Award-winning photographer John Clark Mayden ’74 emphasized the importance of learning what you don’t know in a meeting with Ohio Wesleyan University students in Dawn Chisebe’s Afro-American History course.

“When I came to Ohio Wesleyan, I already knew who I was. I knew my subject, my blackness,” Mayden said during the recent campus visit. “What I didn’t know was the technical aspects of photography, such as composition, which I learned here. What I discovered at OWU was to seek out what I didn’t know and learn it.”

Depicting Black Lives

Photographer John Clark Mayden ’74 documented the lives of Black Baltimore residents for more than 40 years for his award-winning book. (Photo by Paul Vernon)

Mayden returned to his alma mater to wrap up his fall photography exhibition, “Baltimore Lives,” at OWU’s Richard M. Ross Art Museum. The photos depict the everyday lives of African Americans in his hometown of Baltimore, Maryland, between 1970 and 2012.

The photographs also are featured in his 2019 book, “Baltimore Lives: The Portraits of John Clark Mayden,” a 2019 Foreword INDIES Reviews photography award-winner, and can be seen in the 2020 HBO film “Between the World and Me,” based on the Ta-Nehisi Coates book of the same name.

Mayden’s photographs have a special focus on mundane activities and acts of resistance. Many photos feature areas where he grew up, such as historic Pennsylvania Avenue, a hub of African American culture in the late 1960s.

Providing ‘a More Tangible Reality’

“Mr.
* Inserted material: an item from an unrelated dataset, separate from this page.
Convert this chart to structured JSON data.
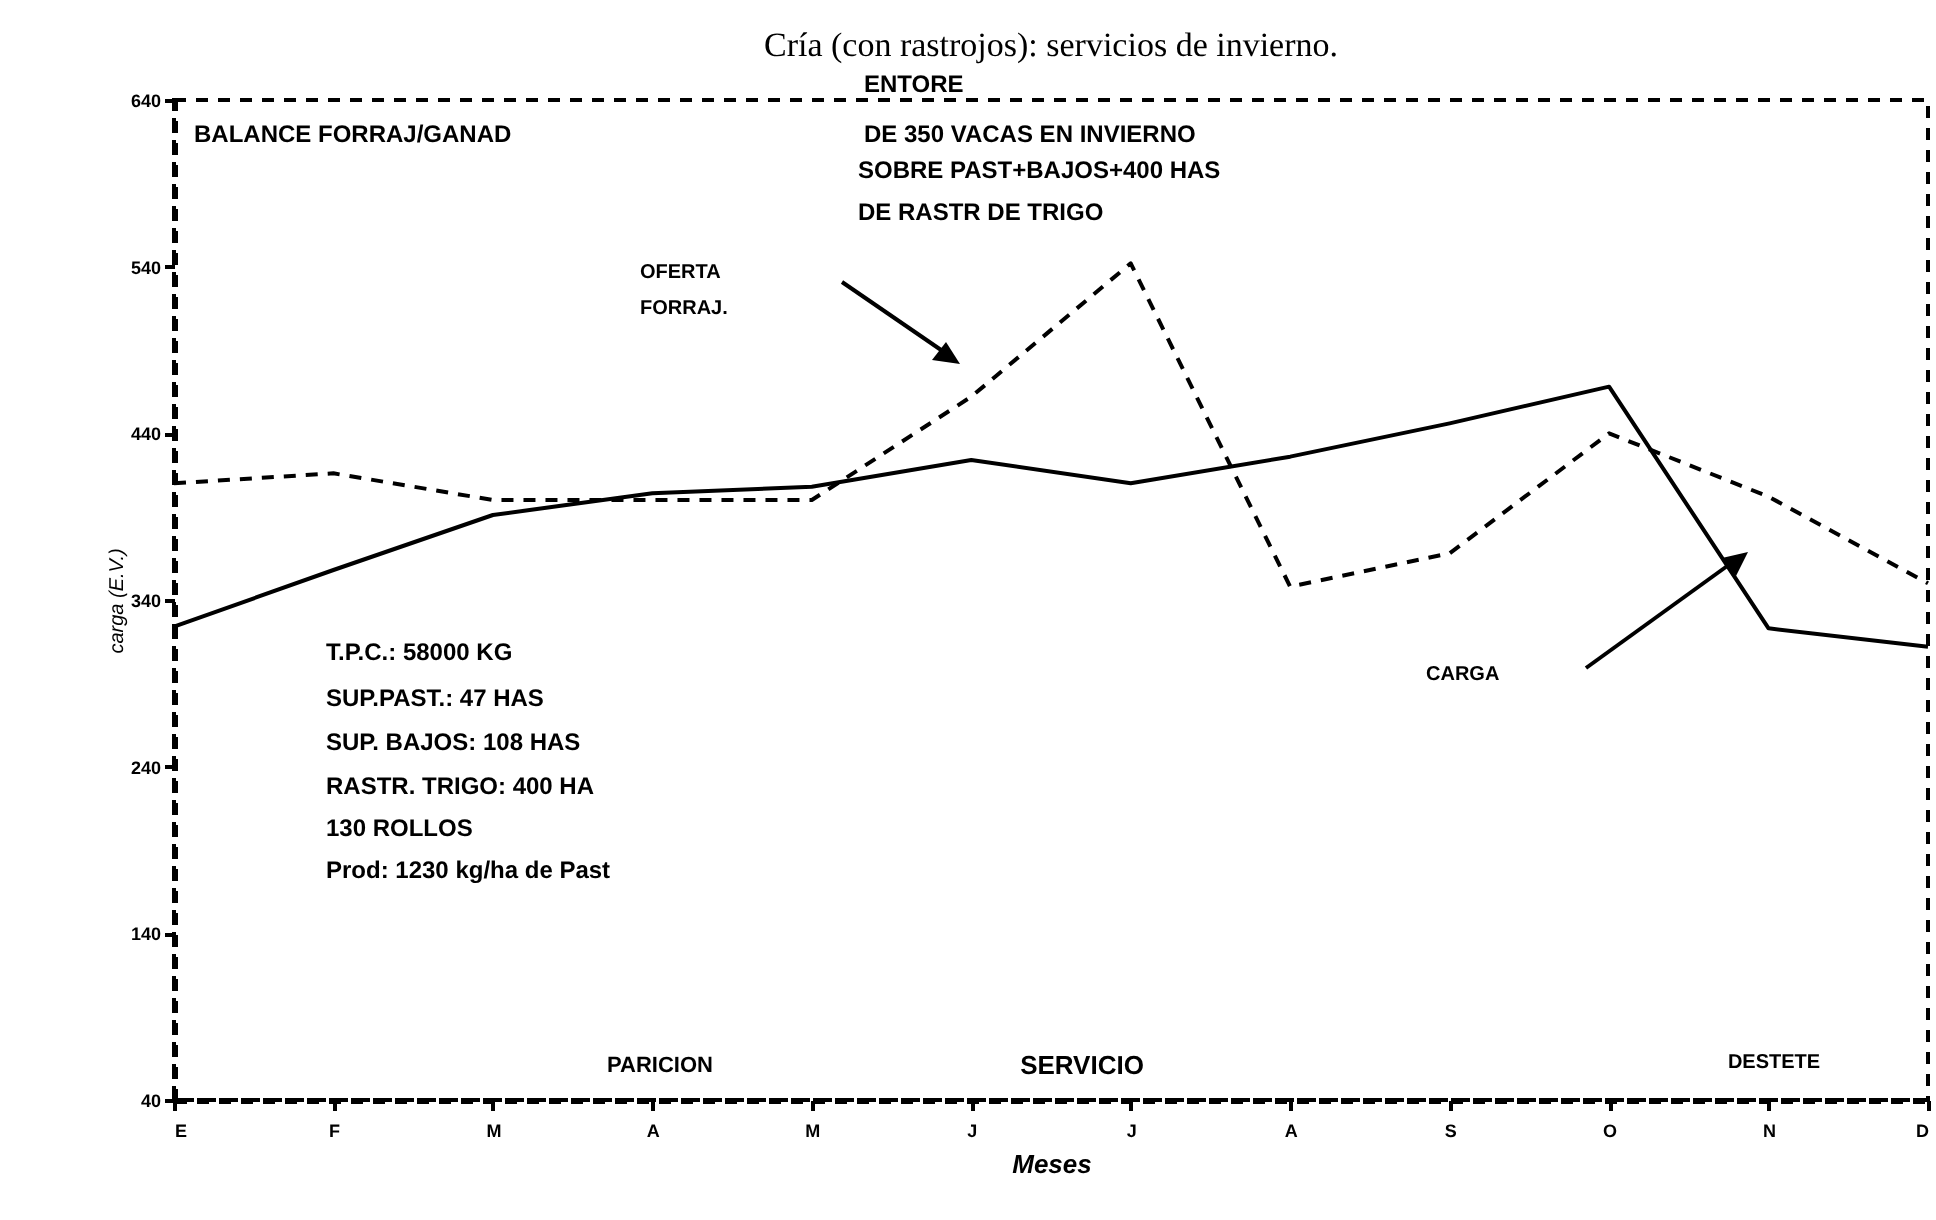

Mayden’s work intersects with what our students are learning about Black history in ways that bring the words in their history books to a more tangible reality, which is what we strive for in the classroom,” said faculty member Chisebe, who also serves as OWU’s chief diversity officer.

“To have John Clark Mayden talk the students through his creative process and his life was an experience that also shares with students the process of designing art and how one's life can inform the ways that individuals choose to create and share their art with the world,” Chisebe said.

Fostering a Love of Photography 

Mayden began his career interning for a photographer at WMAR-TV in his teens. He fostered his love of photography during his years at Ohio Wesleyan, where he worked as a photographer for the Public Relations Department and earned his Bachelor of Arts degree in Political Science with a minor in Fine Arts.

Mayden thanked retired Fine Arts professor Marty Kalb for attending the event and serving as his mentor at OWU.

The in-person exhibit is now closed, but it’s not too late to see it. The Ross Art Museum offers a free virtual 3D tour of “Baltimore Lives” online.